Gangsterskie klimaty - Steven Bernstein i Sex Mob w Mózgu!

Autor: 
Alicja Dylewska
Autor zdjęcia: 
Bogdan Adamczyk

 

Lubię gangsterskie klimaty i muzyków, którzy nie mają potrzeby puszenia się swoim warsztatem oraz izolowania od publiczności, bo mają za sobą lata bytności na scenie. Taki jest Steven Bernstein i jego Sex Mob, to pewne, bo doświadczalne. Zapewne każdy, kto zna tę formację, wiedział, że będzie wesoły feeling, doskonała komunikacja pomiędzy muzykami i wysoki poziom wykonawczy. I tak też było.

Pozytywna energia unosiła się ze sceny już od samego początku. Pierwsze słowo należało do Wollesena, który schował się za zestawem perkusyjnym i z niewielkim natężeniem rzeźbił na perkusjonaliach dźwięki, mające dać początek utworowi, zadedykowanemu przez Bernsteina siódmej edycji Mózg Festivalu. Panowie rozkręcali się więc delikatnie, dźwięki saksofonu, trąbki i basu wyłaniały się powolnie, wtórując perkusji. Trąbka leniwie naznaczała swoją obecność, tworząc stonowaną, błogą atmosferę. Można było poczuć się jak u progu wieczoru we współczesnym Cotton Clubie, kiedy to goście dopiero rozkręcają się brzmieniem muzyki i sączeniem wszelakich trunków.

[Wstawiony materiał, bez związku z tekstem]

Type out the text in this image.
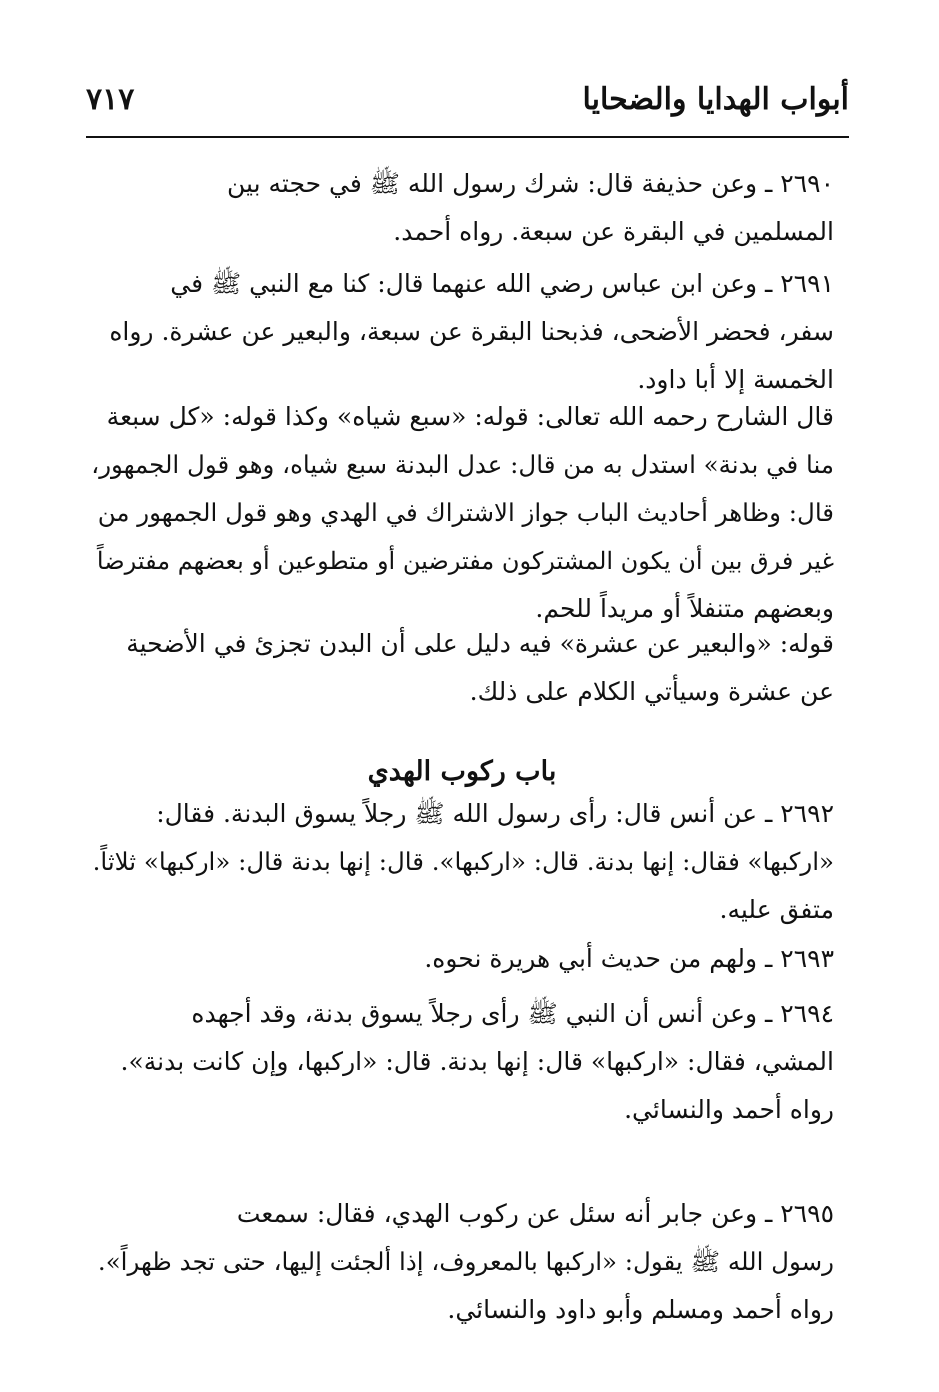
أبواب الهدايا والضحايا
٧١٧
٢٦٩٠ ـ وعن حذيفة قال: شرك رسول الله ﷺ في حجته بين
المسلمين في البقرة عن سبعة. رواه أحمد.
٢٦٩١ ـ وعن ابن عباس رضي الله عنهما قال: كنا مع النبي ﷺ في
سفر، فحضر الأضحى، فذبحنا البقرة عن سبعة، والبعير عن عشرة. رواه
الخمسة إلا أبا داود.
قال الشارح رحمه الله تعالى: قوله: «سبع شياه» وكذا قوله: «كل سبعة
منا في بدنة» استدل به من قال: عدل البدنة سبع شياه، وهو قول الجمهور،
قال: وظاهر أحاديث الباب جواز الاشتراك في الهدي وهو قول الجمهور من
غير فرق بين أن يكون المشتركون مفترضين أو متطوعين أو بعضهم مفترضاً
وبعضهم متنفلاً أو مريداً للحم.
قوله: «والبعير عن عشرة» فيه دليل على أن البدن تجزئ في الأضحية
عن عشرة وسيأتي الكلام على ذلك.
باب ركوب الهدي
٢٦٩٢ ـ عن أنس قال: رأى رسول الله ﷺ رجلاً يسوق البدنة. فقال:
«اركبها» فقال: إنها بدنة. قال: «اركبها». قال: إنها بدنة قال: «اركبها» ثلاثاً.
متفق عليه.
٢٦٩٣ ـ ولهم من حديث أبي هريرة نحوه.
٢٦٩٤ ـ وعن أنس أن النبي ﷺ رأى رجلاً يسوق بدنة، وقد أجهده
المشي، فقال: «اركبها» قال: إنها بدنة. قال: «اركبها، وإن كانت بدنة».
رواه أحمد والنسائي.
٢٦٩٥ ـ وعن جابر أنه سئل عن ركوب الهدي، فقال: سمعت
رسول الله ﷺ يقول: «اركبها بالمعروف، إذا ألجئت إليها، حتى تجد ظهراً».
رواه أحمد ومسلم وأبو داود والنسائي.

Klimat ten nie trwał jednak zbyt długo. Steven Bernstein, wirtuoz trąbki suwakowej, systematycznie rozwijał wypowiedź, uskuteczniając, co zrozumiałe, posuwiste sola. To on nadawał ton i wyznaczał brzmienie całemu zespołowi. Chwilami stawał się dyrygentem, wskazując kolejność gry poszczególnym muzykom. Z uśmiechem też i pełną aprobaty gestykulacją wsłuchiwał się grę pozostałych.

To wspaniałe móc doświadczać pełnej zrozumienia i fenomenalnie rozwijającej się interakcji pomiędzy muzykami. Bernstein jest niewątpliwie liderem, ale nie ma potrzeby górowania nad pozostałymi muzykami. Cudownie prowadził z nimi dialogi, szczególnie z saksofonistą Brigganem Kraussem, z którym zabawnie przekomarzał się w muzycznej konwersacji. Chcąc rozruszać nieśmiałe towarzystwo na widowni, nawoływał do okazywania emocji poprzez swobodne wydawanie okrzyków, samemu takie przykładowe okrzyki wydając.  Kiedy więc ze strony słuchacza padło stwierdzenie, że należą mu się większe owacje, Bernstein wziął do ręki mikrofon i postanowił urządzić amerykańskie show. Widać, co zrozumiałe, że kontakt z publiką i jej emocje stanowią znaczący aspekt występu muzyków. Wszak to dla niej grają, a to oznacza, że swoich odbiorców darzą szacunkiem i nie pozwolą mu się nudzić.

Były melodie, były wyimprowizowane sola, była gangsterska atmosfera, było tańczenie z trąbką i wszystko to pełne fantastycznych wibracji. Udało się też wywołać zespół do bisu, co podczas tegorocznego festiwalu zdarzyło się tylko raz. Z takich koncertów wychodzi się z lekkim niedosytem i pragnieniem ponownego spotkania. Oczekuję z radością na kolejne.